Original version With this story appeared in Quanta Magazine.
If there is one law of physics that seems basic to understand, it is the second law of thermodynamics: heat flows spontaneously from warmer to colder bodies. But now, gently and almost casually, Alexsandre de Oliveira Jr. it just showed me that I don’t really understand it at all.
“Take this hot cup of coffee and this cold jug of milk,” the Brazilian physicist said as we sat in a cafe in Copenhagen. Just touch them and heat will flow from warm to frosty, as German scientist Rudolf Clausius first formally stated in 1850. But in some cases, de Oliveira explained, physicists have learned that the laws of quantum mechanics can direct heat flow in the opposite direction: from frosty to warm.
That doesn’t really mean the second law is failing, he added as his coffee cooled reassuringly. But the Clausius expression is the “classical limit” of the fuller formulation required by quantum physics.
Physicists began to appreciate the subtlety of this situation more than two decades ago, and since then they have been studying the quantum version of the second law. Now de Oliveira, a postdoctoral researcher at the Technical University of Denmark, and his colleagues they showed that the kind of “anomalous heat flow” that is possible on the quantum scale could have convenient and ingenious applications.

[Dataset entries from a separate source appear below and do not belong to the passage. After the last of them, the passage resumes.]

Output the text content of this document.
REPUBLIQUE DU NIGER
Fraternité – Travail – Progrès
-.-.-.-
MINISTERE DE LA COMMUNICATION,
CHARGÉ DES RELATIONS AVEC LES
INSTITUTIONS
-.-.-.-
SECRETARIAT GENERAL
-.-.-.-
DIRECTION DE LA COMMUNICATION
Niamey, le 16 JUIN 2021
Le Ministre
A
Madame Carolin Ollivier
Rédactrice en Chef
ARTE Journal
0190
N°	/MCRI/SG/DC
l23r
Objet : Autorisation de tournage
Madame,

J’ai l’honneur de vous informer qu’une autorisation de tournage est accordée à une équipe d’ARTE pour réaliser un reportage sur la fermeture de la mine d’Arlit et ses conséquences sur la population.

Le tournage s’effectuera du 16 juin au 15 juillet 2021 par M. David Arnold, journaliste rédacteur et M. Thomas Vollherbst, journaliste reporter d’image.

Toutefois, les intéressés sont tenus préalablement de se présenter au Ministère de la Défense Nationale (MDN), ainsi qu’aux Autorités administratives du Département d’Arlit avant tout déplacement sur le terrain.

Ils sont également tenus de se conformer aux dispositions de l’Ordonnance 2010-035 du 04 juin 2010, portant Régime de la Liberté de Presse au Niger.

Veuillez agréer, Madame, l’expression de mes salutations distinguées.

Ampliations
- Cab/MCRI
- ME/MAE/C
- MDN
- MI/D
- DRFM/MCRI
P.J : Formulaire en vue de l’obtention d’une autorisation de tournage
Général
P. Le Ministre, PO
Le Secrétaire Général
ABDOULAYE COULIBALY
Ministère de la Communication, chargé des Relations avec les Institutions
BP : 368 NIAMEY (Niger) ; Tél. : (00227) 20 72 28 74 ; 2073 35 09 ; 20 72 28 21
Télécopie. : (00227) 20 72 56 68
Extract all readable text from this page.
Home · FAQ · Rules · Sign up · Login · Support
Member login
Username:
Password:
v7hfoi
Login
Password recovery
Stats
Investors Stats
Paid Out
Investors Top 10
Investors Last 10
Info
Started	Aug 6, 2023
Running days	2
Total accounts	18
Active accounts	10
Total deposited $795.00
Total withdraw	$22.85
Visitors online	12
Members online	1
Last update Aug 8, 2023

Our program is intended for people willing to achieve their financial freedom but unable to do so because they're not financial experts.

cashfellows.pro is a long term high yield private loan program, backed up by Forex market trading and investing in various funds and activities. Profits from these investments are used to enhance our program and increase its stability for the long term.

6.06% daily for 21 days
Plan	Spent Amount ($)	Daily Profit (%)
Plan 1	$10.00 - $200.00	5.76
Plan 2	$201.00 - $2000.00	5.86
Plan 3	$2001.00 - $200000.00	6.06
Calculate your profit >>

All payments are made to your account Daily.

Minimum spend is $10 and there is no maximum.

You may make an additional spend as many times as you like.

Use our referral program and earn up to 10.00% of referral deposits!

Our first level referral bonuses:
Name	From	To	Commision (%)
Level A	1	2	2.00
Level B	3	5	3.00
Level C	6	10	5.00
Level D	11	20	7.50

They argue that it could serve as an basic method of detecting “quantity” – for example, detecting that an object is in a quantum “superposition” of many possible observable states, or that two such objects are entangled with states that are interdependent – without destroying these exquisite quantum phenomena. Such a diagnostic tool could be used to check whether a quantum computer is actually using quantum resources to perform calculations. It may even assist sense the quantum aspects of gravity, one of the ambitious goals of state-of-the-art physics. Scientists say all they need to do is connect the quantum chip to another chip that can store information about it, and to a heat sink: a body that can absorb a lot of energy. With this configuration it is possible to escalate heat transfer to the heat sink beyond what would be allowed classically. By simply measuring how warm the sink is, one can then detect the presence of superposition or entanglement in the quantum system.